McDowell doesn’t consider herself a jock, since hockey’s the only sport that really interests her. Her other passion is art.

Excited by a glassmaking class at the University of Toledo about fifteen years ago, she began taking more classes and workshops and turned the garage in her east-side home into a studio. Cutting colored glass and fusing the pieces together in a high-temperature kiln, she creates panels, plates, suncatchers, and other objects. She’s had exhibits in Ann Arbor and elsewhere, won a couple of prizes, and sells her work online and at craft fairs. Recently she’s been working in other media as well, including fiber.

She says her hockey friends aren’t necessarily aware that she’s a working artist. But her art friends knew, since she’d often miss openings or receptions because “I was coaching a girls’ team in Kalkaska that weekend, or with the U-M club team in Chicago.”

Late on a December afternoon, McDowell meets a photographer at Vets Ice Arena. Despite her hip, at one point she hoists herself atop the barrier bordering the ice. Afterward, she chats with Pioneer High girls’ hockey coach Lea Arend, who played on her AAAHA girls’ team more than twenty years ago.

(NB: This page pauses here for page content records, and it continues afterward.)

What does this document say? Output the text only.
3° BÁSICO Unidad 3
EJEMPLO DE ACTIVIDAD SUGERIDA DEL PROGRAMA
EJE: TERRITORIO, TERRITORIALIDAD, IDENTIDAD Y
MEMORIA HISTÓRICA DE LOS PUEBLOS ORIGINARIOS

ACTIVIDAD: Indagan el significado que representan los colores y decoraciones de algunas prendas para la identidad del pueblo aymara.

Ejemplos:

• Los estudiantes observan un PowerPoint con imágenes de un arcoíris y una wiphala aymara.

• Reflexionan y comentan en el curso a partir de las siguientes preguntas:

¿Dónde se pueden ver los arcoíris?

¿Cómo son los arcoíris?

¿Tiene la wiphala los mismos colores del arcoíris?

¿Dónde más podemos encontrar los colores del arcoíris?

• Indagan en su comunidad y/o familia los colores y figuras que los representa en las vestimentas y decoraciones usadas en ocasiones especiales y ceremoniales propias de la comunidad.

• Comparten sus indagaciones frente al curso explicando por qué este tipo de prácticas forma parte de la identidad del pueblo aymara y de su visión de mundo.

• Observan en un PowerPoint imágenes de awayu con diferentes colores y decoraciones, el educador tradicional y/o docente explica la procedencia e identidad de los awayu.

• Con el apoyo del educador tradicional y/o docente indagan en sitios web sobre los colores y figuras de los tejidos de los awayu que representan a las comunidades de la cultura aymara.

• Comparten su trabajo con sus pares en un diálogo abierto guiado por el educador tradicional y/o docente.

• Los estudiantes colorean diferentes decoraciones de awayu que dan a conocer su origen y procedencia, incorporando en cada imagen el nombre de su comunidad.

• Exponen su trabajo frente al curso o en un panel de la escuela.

“We were always told to keep a positive attitude,” Arend recalls. But when she praises McDowell’s patience as a coach, McDowell rolls her eyes.

Gesturing towards a group of young girls with hockey sticks huddled nearby, she says, “Ask them. They were the last team I coached!”

I call out, “Was Sue easy to play for?” Someone shouts back. “Yeah, except when she gets mad and yells!”

McDowell misses skating so much that on a couple of occasions she has strapped on her skates and had her husband steady her as they glide together slowly.

“That makes no sense,” she says. But some men Steve coaches, she points out, have resumed playing after hip replacement, “and one guy has had both knees done.” She’s hoping she’ll soon be back on the ice, too.